We will understand how to get rid of RT on other participants in our testing.
Juniper
All you need to do to remove RT from announcements (both PE-> CE and CE-> PE) is to make a policy and the very first term to remove all the communities starting with “target:”, giving the prefix to processing the following terms.
For example, if we want to accept and announce all routes, simply removing RT from them:
edit policy-options
set community RT-ALL members target:.+:.+
set policy-statement TO-CE term 10 then community delete RT-ALL
set policy-statement TO-CE term 10 then next term
set policy-statement TO-CE then accept
copy policy-statement TO-CE to policy-statement FROM-CE
Nokia
To disable sending extended communities to a BGP peer, you can use the command:
configure service vprn "VRF-100" bgp group "CE" disable-communities extendedIn order to remove RT from announcements from CE, you need to create a policy similar to that done in Juniper, and apply it to the session with CE.

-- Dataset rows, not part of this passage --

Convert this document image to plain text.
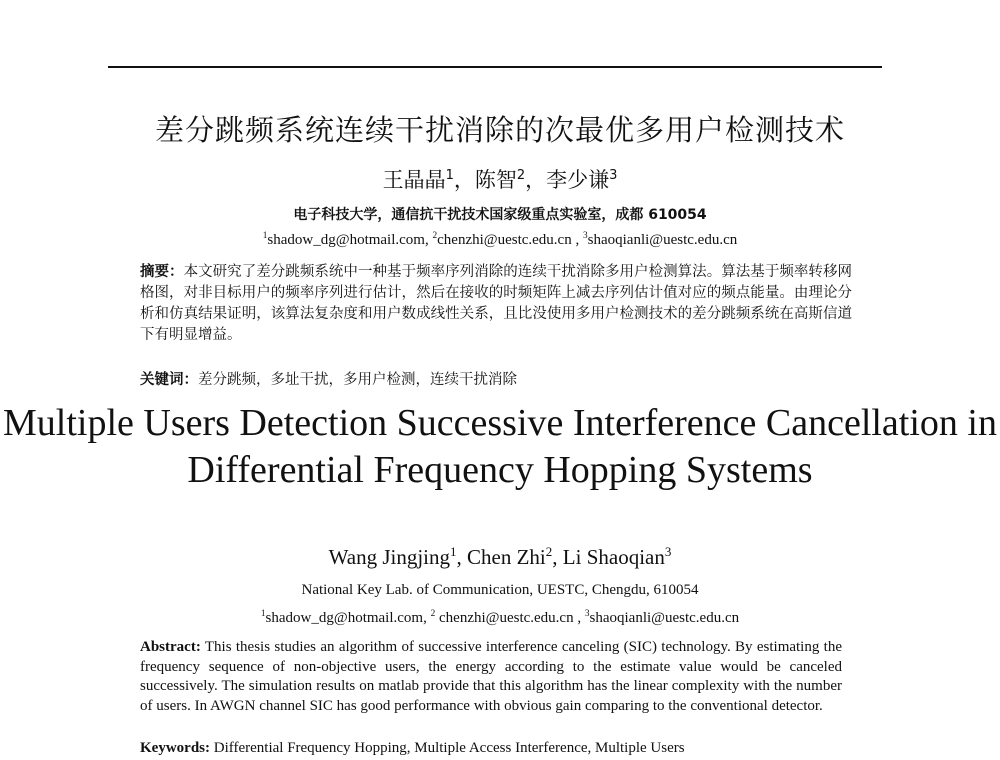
差分跳频系统连续干扰消除的次最优多用户检测技术
王晶晶$^1$，陈智$^2$，李少谦$^3$
电子科技大学，通信抗干扰技术国家级重点实验室，成都 610054
$^1$shadow_dg@hotmail.com, $^2$chenzhi@uestc.edu.cn , $^3$shaoqianli@uestc.edu.cn
摘要：本文研究了差分跳频系统中一种基于频率序列消除的连续干扰消除多用户检测算法。算法基于频率转移网格图，对非目标用户的频率序列进行估计，然后在接收的时频矩阵上减去序列估计值对应的频点能量。由理论分析和仿真结果证明，该算法复杂度和用户数成线性关系，且比没使用多用户检测技术的差分跳频系统在高斯信道下有明显增益。
关键词：差分跳频，多址干扰，多用户检测，连续干扰消除
Multiple Users Detection Successive Interference Cancellation in Differential Frequency Hopping Systems
Wang Jingjing$^1$, Chen Zhi$^2$, Li Shaoqian$^3$
National Key Lab. of Communication, UESTC, Chengdu, 610054
$^1$shadow_dg@hotmail.com, $^2$ chenzhi@uestc.edu.cn , $^3$shaoqianli@uestc.edu.cn
Abstract: This thesis studies an algorithm of successive interference canceling (SIC) technology. By estimating the frequency sequence of non-objective users, the energy according to the estimate value would be canceled successively. The simulation results on matlab provide that this algorithm has the linear complexity with the number of users. In AWGN channel SIC has good performance with obvious gain comparing to the conventional detector.
Keywords: Differential Frequency Hopping, Multiple Access Interference, Multiple Users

configure router policy-options
begin
community "RT-ALL" members "target:.+&.+"
policy-statement FROM-CE
entry 10
action next-entry
community remove "RT-ALL"
exit
exit
default-action accept
exit
exit
commit
Microtik
But with Mikrotikom disappointment awaits us. There is simply no mechanism for removing RT from the announcement. It would seem that the routing filter has a parameter set-route-targets, and would do something like
/routing filter
add chain=TO-CE set-route-targets="" action=passthrough
add chain=TO-CE action=accept
but, unfortunately, set-route-targets = "" means that this parameter (set-route-targets) must be completely removed from the rule. Example:
[admin@CE] /routing filter> add chain=TO-CE action=passthrough set-route-targets=""
[admin@CE /routing filter> print where chain=TO-CE
Flags: X - disabled
0 chain=TO-CE invert-match=no action=passthrough set-bgp-prepend-path=""
In this case, it is still worth remembering that Mikrotik is first of all an advanced SOHO router, and it’s probably not quite right to require the same functionality from the Carrier-class router. It remains to rely on RouterOS 7.
findings
By adding the desired RT to your announcements, your client will still not be able to access your MGMT VRF, for example, because connectivity will be one-way. However, it is quite possible for the client to disrupt routing operations in the MGMT VRF (of course, for this you need to guess from RT and with the advertised routes).
In addition, when implementing Inter-AS Option A, it is possible that a route from provider A will fall into provider B’s network, while retaining its RT. Moreover, if in the network of provider B, this RT is already used for some other VRF, the route will flow into this VRF, which, of course, is not the desired behavior.
Thus, the problem is not too significant, because in order for it to “shoot”, several factors must coincide. On the other hand, it is much easier to correct this undesirable behavior than to understand why it suddenly “does not work”.
So, once again, very briefly:
1. If possible, cut RT from announcements between PE and CE (unless, of course, you have no need for them).
2. Judging by the test results, the owners of tsisko-PE can sleep peacefully, their RT is cut out on the machine. However, I would just double-check. Perhaps in other versions of iOS, the behavior is different.